Equation of Time - Secular Effects

Secular Effects

The two above mentioned factors have different wavelengths, amplitudes and phases, so their combined contribution is an irregular wave. At epoch 2000 these are the values (in minutes and seconds with UT dates):

minimum −14:15 11 February
zero 00:00 15 April
maximum +03:41 14 May
zero 00:00 13 June
minimum −06:30 26 July
zero 00:00 1 September
maximum +16:25 3 November
zero 00:00 25 December

E.T. = apparent − mean. Positive means: Sun runs fast and culminates earlier, or the sundial is ahead of mean time. A slight yearly variation occurs due to presence of leap years, resetting itself every 4 years.

The exact shape of the equation of time curve and the associated analemma slowly change over the centuries due to secular variations in both eccentricity and obliquity. At this moment both are slowly decreasing, but they increase and decrease over a timescale of hundreds of thousands of years. If/when the Earth's orbital eccentricity (now about 0.0167 and slowly decreasing) reaches 0.047, the eccentricity effect may in some circumstances overshadow the obliquity effect, leaving the equation of time curve with only one maximum and minimum per year, as is the case on Mars.

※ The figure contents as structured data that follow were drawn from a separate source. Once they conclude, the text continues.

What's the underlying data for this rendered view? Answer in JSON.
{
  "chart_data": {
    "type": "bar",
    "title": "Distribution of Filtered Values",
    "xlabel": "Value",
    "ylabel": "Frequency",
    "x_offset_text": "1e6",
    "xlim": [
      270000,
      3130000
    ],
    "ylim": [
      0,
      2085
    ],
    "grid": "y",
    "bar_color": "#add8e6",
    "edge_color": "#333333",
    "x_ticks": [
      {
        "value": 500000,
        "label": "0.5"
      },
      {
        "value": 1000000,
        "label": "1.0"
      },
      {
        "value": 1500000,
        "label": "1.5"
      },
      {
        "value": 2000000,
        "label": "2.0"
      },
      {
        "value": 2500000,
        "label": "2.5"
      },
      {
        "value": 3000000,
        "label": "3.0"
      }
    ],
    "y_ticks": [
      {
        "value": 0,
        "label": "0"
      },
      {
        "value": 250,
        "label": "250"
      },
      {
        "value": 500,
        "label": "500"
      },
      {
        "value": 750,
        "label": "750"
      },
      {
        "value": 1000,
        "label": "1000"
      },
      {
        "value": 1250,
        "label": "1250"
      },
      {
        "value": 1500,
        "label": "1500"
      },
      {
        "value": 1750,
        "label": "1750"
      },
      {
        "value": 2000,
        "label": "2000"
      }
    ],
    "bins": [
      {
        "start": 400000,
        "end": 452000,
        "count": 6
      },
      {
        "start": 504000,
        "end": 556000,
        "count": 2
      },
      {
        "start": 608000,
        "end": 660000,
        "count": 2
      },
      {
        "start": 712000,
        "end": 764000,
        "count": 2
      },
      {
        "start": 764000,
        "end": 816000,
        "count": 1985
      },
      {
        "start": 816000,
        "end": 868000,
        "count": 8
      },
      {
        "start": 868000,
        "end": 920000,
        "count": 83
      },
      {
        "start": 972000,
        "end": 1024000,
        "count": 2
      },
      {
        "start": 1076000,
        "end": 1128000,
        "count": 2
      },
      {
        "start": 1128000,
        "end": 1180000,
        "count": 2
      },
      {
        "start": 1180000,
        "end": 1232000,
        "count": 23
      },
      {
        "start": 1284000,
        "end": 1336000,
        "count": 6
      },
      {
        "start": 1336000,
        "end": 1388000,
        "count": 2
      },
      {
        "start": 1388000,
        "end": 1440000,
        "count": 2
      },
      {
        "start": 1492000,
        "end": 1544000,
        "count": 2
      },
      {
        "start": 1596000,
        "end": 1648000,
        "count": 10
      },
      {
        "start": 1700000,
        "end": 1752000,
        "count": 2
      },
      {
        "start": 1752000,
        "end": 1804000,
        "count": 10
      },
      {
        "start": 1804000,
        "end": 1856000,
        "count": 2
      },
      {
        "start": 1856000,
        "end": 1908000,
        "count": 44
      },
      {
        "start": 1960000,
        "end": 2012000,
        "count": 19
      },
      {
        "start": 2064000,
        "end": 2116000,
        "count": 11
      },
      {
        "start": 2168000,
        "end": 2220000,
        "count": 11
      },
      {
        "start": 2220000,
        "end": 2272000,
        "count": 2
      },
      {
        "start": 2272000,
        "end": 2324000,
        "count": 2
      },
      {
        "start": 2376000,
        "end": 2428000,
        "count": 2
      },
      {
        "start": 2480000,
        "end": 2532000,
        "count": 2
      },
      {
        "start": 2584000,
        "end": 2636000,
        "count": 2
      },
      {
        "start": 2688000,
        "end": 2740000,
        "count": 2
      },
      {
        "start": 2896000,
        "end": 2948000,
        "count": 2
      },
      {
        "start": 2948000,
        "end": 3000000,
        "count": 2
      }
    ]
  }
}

On shorter timescales (thousands of years) the shifts in the dates of equinox and perihelion will be more important. The former is caused by precession, and shifts the equinox backwards compared to the stars. But it can be ignored in the current discussion as our Gregorian calendar is constructed in such a way as to keep the vernal equinox date at 21 March (at least at sufficient accuracy for our aim here). The shift of the perihelion is forwards, about 1.7 days every century. In 1246 the perihelion occurred on 22 December, the day of the solstice, so the two contributing waves had common zero points and the equation of time curve was symmetrical: in Astronomical Algorithms Meeus gives February and November extrema of 15 min 39 sec and May and July ones of 4 min 58 sec. Before that time the February minimum was larger than the November maximum, and the May maximum larger than the July minimum. In fact, years before −1900 or 1900 BCE the May maximum was larger than the November maximum. In the year −2000 the May maximum was +12 minutes and a couple seconds while the November maximum was just less than 10 minutes. The secular change is evident when one compares a current graph of the equation of time (see below) with one from 2000 years ago, e.g., one constructed from the data of Ptolemy.